Can you tell me, do you train NS only on the closing price? Or do you also use the trading volume at a given TM?

Now in the described example, the neural network receives opening, closing, high, low, volume, time and readings of 4 indicators. The process of transferring the initial data to the neural network is described in the link.

Нейросети — это просто (Часть 2): Обучение и тестирование сети
Нейросети — это просто (Часть 2): Обучение и тестирование сети
  • www.mql5.com
В данной статье мы продолжим изучение нейронных сетей, начатое в предыдущей статье и рассмотрим пример использования в советниках созданного нами класса CNet. Рассмотрены две модели нейронной сети, которые показали схожие результаты как по времени обучения, так и по точности предсказания.
 

For anyone coming after me: note the first example Fractal_OCL1.mql won't compile

You need to change

//#define  lr 0.1

double eta=0.1;

 
The main problem is not in selecting the training coefficient, after all, Tensor Flo has a function that gradually reduces it during training to a specified value, selecting the optimal one. The problem is that the neural network does not find stable patterns, it has nothing to hold on to. I have used models ranging from fully connected layers to the new-fangled ResNet and Attention. The effect does not exceed 60%, and this is on a narrow area, in general, everything slips to 50/50. With neural networks we need to think about what could be analysed in general. Just arrays of prices and volumes, in any combinations, do not give results.
 
eccocom #:
The main problem is not in selecting the training coefficient, after all, Tensor Flo has a function that gradually reduces it during training to a specified value, selecting the optimal one. The problem is that the neural network does not find stable patterns, it has nothing to hold on to. I have used models ranging from fully connected layers to the new-fangled ResNet and Attention. The effect does not exceed 60%, and this is on a narrow area, in general, everything slips to 50/50. With neural networks we need to think about what could be analysed in general. Just arrays of prices and volumes, in any combinations, do not give results.
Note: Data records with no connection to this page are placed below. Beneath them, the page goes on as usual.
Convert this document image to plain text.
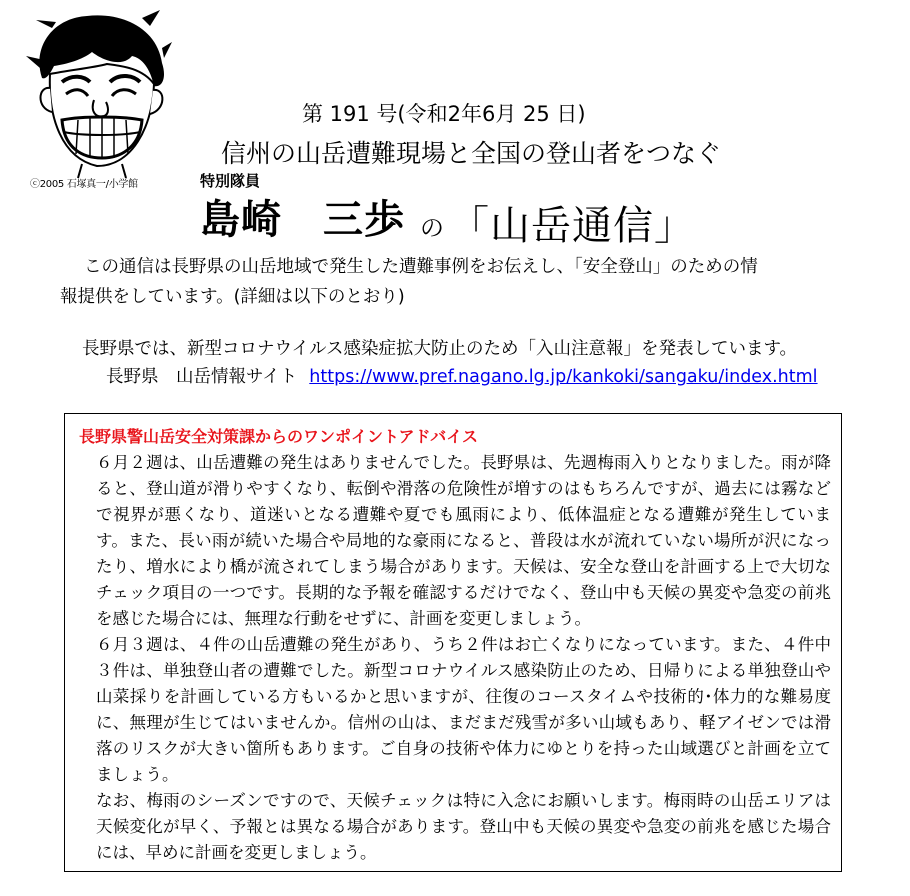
ⓒ2005 石塚真一/小学館
第 191 号(令和2年6月 25 日)
信州の山岳遭難現場と全国の登山者をつなぐ
特別隊員
島崎　三歩 の 「山岳通信」
この通信は長野県の山岳地域で発生した遭難事例をお伝えし、「安全登山」のための情
報提供をしています。(詳細は以下のとおり)
長野県では、新型コロナウイルス感染症拡大防止のため「入山注意報」を発表しています。
長野県　山岳情報サイト https://www.pref.nagano.lg.jp/kankoki/sangaku/index.html
長野県警山岳安全対策課からのワンポイントアドバイス

６月２週は、山岳遭難の発生はありませんでした。長野県は、先週梅雨入りとなりました。雨が降ると、登山道が滑りやすくなり、転倒や滑落の危険性が増すのはもちろんですが、過去には霧などで視界が悪くなり、道迷いとなる遭難や夏でも風雨により、低体温症となる遭難が発生しています。また、長い雨が続いた場合や局地的な豪雨になると、普段は水が流れていない場所が沢になったり、増水により橋が流されてしまう場合があります。天候は、安全な登山を計画する上で大切なチェック項目の一つです。長期的な予報を確認するだけでなく、登山中も天候の異変や急変の前兆を感じた場合には、無理な行動をせずに、計画を変更しましょう。

６月３週は、４件の山岳遭難の発生があり、うち２件はお亡くなりになっています。また、４件中３件は、単独登山者の遭難でした。新型コロナウイルス感染防止のため、日帰りによる単独登山や山菜採りを計画している方もいるかと思いますが、往復のコースタイムや技術的･体力的な難易度に、無理が生じてはいませんか。信州の山は、まだまだ残雪が多い山域もあり、軽アイゼンでは滑落のリスクが大きい箇所もあります。ご自身の技術や体力にゆとりを持った山域選びと計画を立てましょう。

なお、梅雨のシーズンですので、天候チェックは特に入念にお願いします。梅雨時の山岳エリアは天候変化が早く、予報とは異なる場合があります。登山中も天候の異変や急変の前兆を感じた場合には、早めに計画を変更しましょう。
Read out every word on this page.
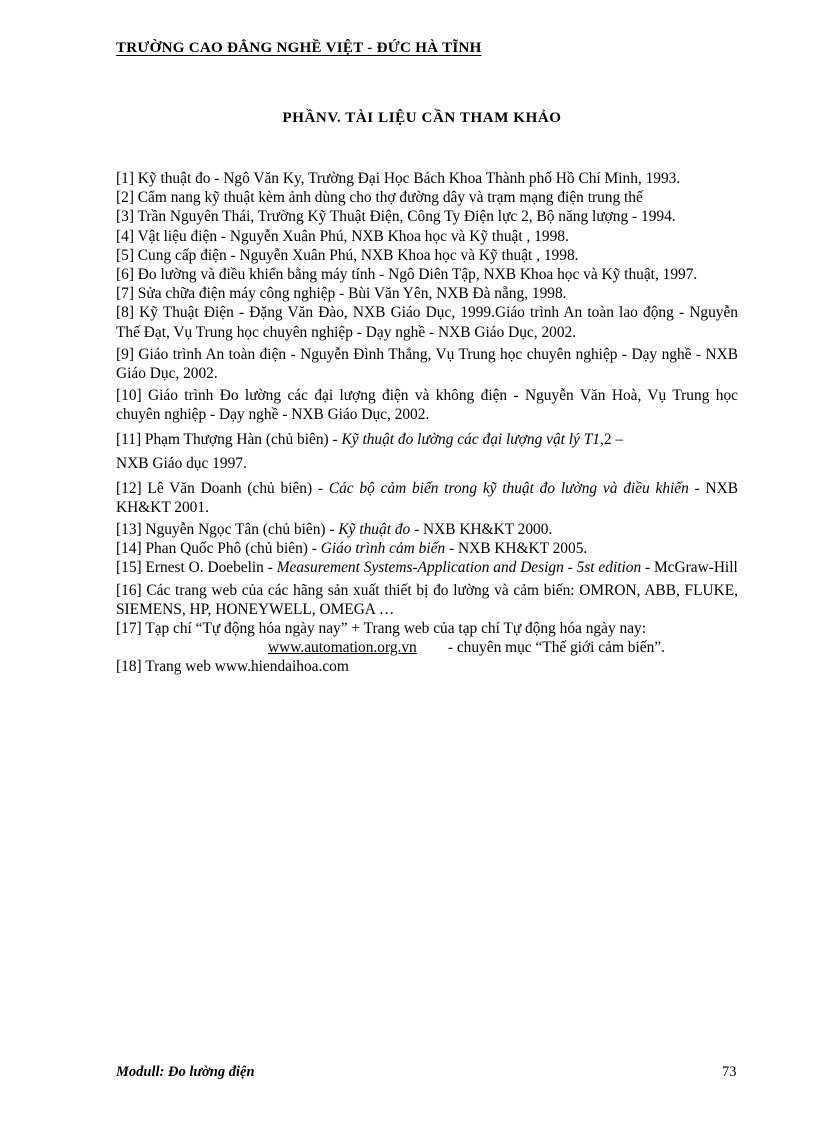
TRƯỜNG CAO ĐẲNG NGHỀ VIỆT - ĐỨC HÀ TĨNH
PHẦNV. TÀI LIỆU CẦN THAM KHẢO
[1] Kỹ thuật đo - Ngô Văn Ky, Trường Đại Học Bách Khoa Thành phố Hồ Chí Minh, 1993.
[2] Cẩm nang kỹ thuật kèm ảnh dùng cho thợ đường dây và trạm mạng điện trung thế
[3] Trần Nguyên Thái, Trường Kỹ Thuật Điện, Công Ty Điện lực 2, Bộ năng lượng - 1994.
[4] Vật liệu điện - Nguyễn Xuân Phú, NXB Khoa học và Kỹ thuật , 1998.
[5] Cung cấp điện - Nguyễn Xuân Phú, NXB Khoa học và Kỹ thuật , 1998.
[6] Đo lường và điều khiển bằng máy tính - Ngô Diên Tập, NXB Khoa học và Kỹ thuật, 1997.
[7] Sửa chữa điện máy công nghiệp - Bùi Văn Yên, NXB Đà nẵng, 1998.
[8] Kỹ Thuật Điện - Đặng Văn Đào, NXB Giáo Dục, 1999.Giáo trình An toàn lao động - Nguyễn Thế Đạt, Vụ Trung học chuyên nghiệp - Dạy nghề - NXB Giáo Dục, 2002.
[9] Giáo trình An toàn điện - Nguyễn Đình Thắng, Vụ Trung học chuyên nghiệp - Dạy nghề - NXB Giáo Dục, 2002.
[10] Giáo trình Đo lường các đại lượng điện và không điện - Nguyễn Văn Hoà, Vụ Trung học chuyên nghiệp - Dạy nghề - NXB Giáo Dục, 2002.
[11] Phạm Thượng Hàn (chủ biên) - Kỹ thuật đo lường các đại lượng vật lý T1,2 –
NXB Giáo dục 1997.
[12] Lê Văn Doanh (chủ biên) - Các bộ cảm biến trong kỹ thuật đo lường và điều khiển - NXB KH&KT 2001.
[13] Nguyễn Ngọc Tân (chủ biên) - Kỹ thuật đo - NXB KH&KT 2000.
[14] Phan Quốc Phô (chủ biên) - Giáo trình cảm biến - NXB KH&KT 2005.
[15] Ernest O. Doebelin - Measurement Systems-Application and Design - 5st edition - McGraw-Hill
[16] Các trang web của các hãng sản xuất thiết bị đo lường và cảm biến: OMRON, ABB, FLUKE, SIEMENS, HP, HONEYWELL, OMEGA …
[17] Tạp chí “Tự động hóa ngày nay” + Trang web của tạp chí Tự động hóa ngày nay:
www.automation.org.vn - chuyên mục “Thế giới cảm biến”.
[18] Trang web www.hiendaihoa.com
Modull: Đo lường điện	73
Try to analyse the correlation between the initial data and the target result.

 

"...in the absence of a fractal in the reference value, when training the network, I specified 0.5 instead of 1."

Why exactly 0.5, where did this figure come from?

 
Gexon training the network specified 0.5 instead of 1."
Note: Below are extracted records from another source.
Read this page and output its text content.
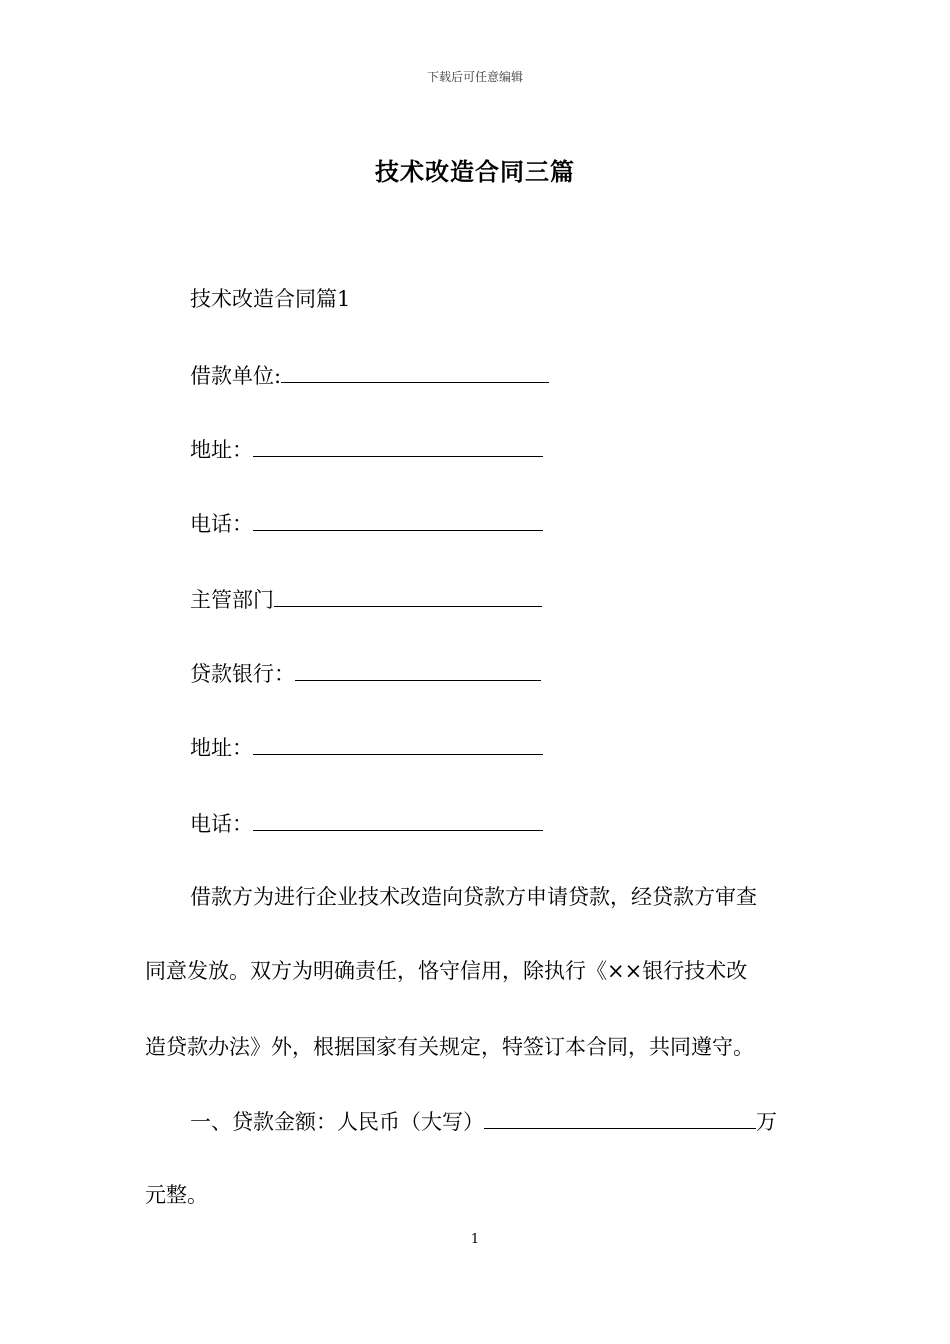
下载后可任意编辑
技术改造合同三篇
技术改造合同篇1
借款单位:
地址：
电话：
主管部门
贷款银行：
地址：
电话：
借款方为进行企业技术改造向贷款方申请贷款，经贷款方审查
同意发放。双方为明确责任，恪守信用，除执行《××银行技术改
造贷款办法》外，根据国家有关规定，特签订本合同，共同遵守。
一、贷款金额：人民币（大写）	万
元整。
1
Why exactly 0.5, where did this figure come from?

During training, the model learns the probability distribution of each of the 3 events. Since the probability of fractal absence is much higher than the probability of its appearance, we artificially underestimate it. We specify 0.5, because at this value we come to approximately equal level of maximum probabilities of events. And they can be compared.
I agree that this approach is very controversial and is dictated by observations from the training sample.